Your problems are the same thing.
If the first layer height is too high, then the raft is NOT properly bonded and just lays on the surface of the bed however it falls from the nozzle.
NO, your Z screw is not loose, clearly you were never told how this all works.
When you turn on the bot, it has NO IDEA in the world where the axis currently is. There are no position sensors on the motors, they simply blindly move forwrd or backward the number of steps they are told. So, we home (move the axis towards a limit switch in a KNOWN location) and then in the memory of the controller set that position to be a corrected value. For example, when you home to Y max, the gantry moves back until the magnet in the carriage triggers the little black hall effect switch in the left rear motor bracket.
In the same fashion, Z homes by moving the entire extruder carriage to a fixed coordinate over the bed and raises the bed until the magnet underneath triggers that limit switch in the front bearing aluminum bar of the extruder carriage.

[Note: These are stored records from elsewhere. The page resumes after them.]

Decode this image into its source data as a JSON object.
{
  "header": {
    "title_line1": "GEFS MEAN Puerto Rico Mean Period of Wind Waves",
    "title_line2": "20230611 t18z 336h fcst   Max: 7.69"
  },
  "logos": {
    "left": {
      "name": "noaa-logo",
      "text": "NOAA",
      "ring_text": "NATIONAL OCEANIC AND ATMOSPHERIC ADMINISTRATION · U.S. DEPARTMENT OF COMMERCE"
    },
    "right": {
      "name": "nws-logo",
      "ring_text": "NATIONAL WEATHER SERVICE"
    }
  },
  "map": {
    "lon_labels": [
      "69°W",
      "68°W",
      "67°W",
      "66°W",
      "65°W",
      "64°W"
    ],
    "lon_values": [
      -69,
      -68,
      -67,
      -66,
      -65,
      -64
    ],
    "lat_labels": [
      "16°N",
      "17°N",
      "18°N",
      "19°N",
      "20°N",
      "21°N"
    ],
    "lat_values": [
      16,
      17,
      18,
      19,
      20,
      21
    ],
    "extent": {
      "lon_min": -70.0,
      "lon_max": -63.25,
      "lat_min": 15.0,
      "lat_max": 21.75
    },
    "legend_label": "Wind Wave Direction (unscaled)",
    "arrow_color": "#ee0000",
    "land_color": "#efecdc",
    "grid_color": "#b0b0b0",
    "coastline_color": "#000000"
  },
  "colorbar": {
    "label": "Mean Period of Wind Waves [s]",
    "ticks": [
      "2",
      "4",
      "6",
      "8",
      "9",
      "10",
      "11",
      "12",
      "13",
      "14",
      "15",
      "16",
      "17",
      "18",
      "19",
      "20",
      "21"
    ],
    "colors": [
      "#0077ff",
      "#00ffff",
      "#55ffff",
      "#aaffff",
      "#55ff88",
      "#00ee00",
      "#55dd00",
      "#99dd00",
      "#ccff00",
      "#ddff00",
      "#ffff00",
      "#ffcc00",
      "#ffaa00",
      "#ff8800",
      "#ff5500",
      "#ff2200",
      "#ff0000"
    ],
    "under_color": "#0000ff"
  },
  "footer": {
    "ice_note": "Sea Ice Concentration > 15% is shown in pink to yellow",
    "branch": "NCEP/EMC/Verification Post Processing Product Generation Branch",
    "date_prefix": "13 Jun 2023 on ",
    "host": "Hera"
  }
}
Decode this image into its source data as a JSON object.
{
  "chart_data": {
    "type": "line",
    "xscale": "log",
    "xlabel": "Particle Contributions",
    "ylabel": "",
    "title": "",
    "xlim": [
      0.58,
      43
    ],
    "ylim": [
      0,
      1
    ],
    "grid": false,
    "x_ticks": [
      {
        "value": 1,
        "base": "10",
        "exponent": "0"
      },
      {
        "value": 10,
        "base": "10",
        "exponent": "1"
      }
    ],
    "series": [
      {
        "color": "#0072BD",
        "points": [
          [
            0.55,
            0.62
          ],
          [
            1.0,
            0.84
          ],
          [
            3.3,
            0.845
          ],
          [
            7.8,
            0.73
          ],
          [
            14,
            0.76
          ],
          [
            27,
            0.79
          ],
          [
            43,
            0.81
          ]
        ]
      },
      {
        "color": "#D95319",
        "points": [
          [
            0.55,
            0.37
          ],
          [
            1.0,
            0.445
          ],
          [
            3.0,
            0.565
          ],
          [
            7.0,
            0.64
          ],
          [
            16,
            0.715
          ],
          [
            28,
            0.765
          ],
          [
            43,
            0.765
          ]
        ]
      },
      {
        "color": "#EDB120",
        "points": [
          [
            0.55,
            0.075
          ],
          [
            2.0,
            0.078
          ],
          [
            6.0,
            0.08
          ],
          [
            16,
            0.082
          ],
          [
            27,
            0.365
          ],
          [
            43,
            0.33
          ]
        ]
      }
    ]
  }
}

The giant problem here is several fold. Magnetic proximity switches can be unreliable in an exacting distance sitation where we need it to repeatably trigger at less than 0.1mm variance. Problem 2 is that the bed system glass could be not properly seated on the aluminum build platform and causing the variation. If you magnet fell off and is just sitting in the little pocket on the aluminum plate under the glass, that too could cause variations of when the switch is triggered.
The KEY concept is that the switch and when it is triggered as the bed rises is the cause of your problems, not the Z motor or the screw.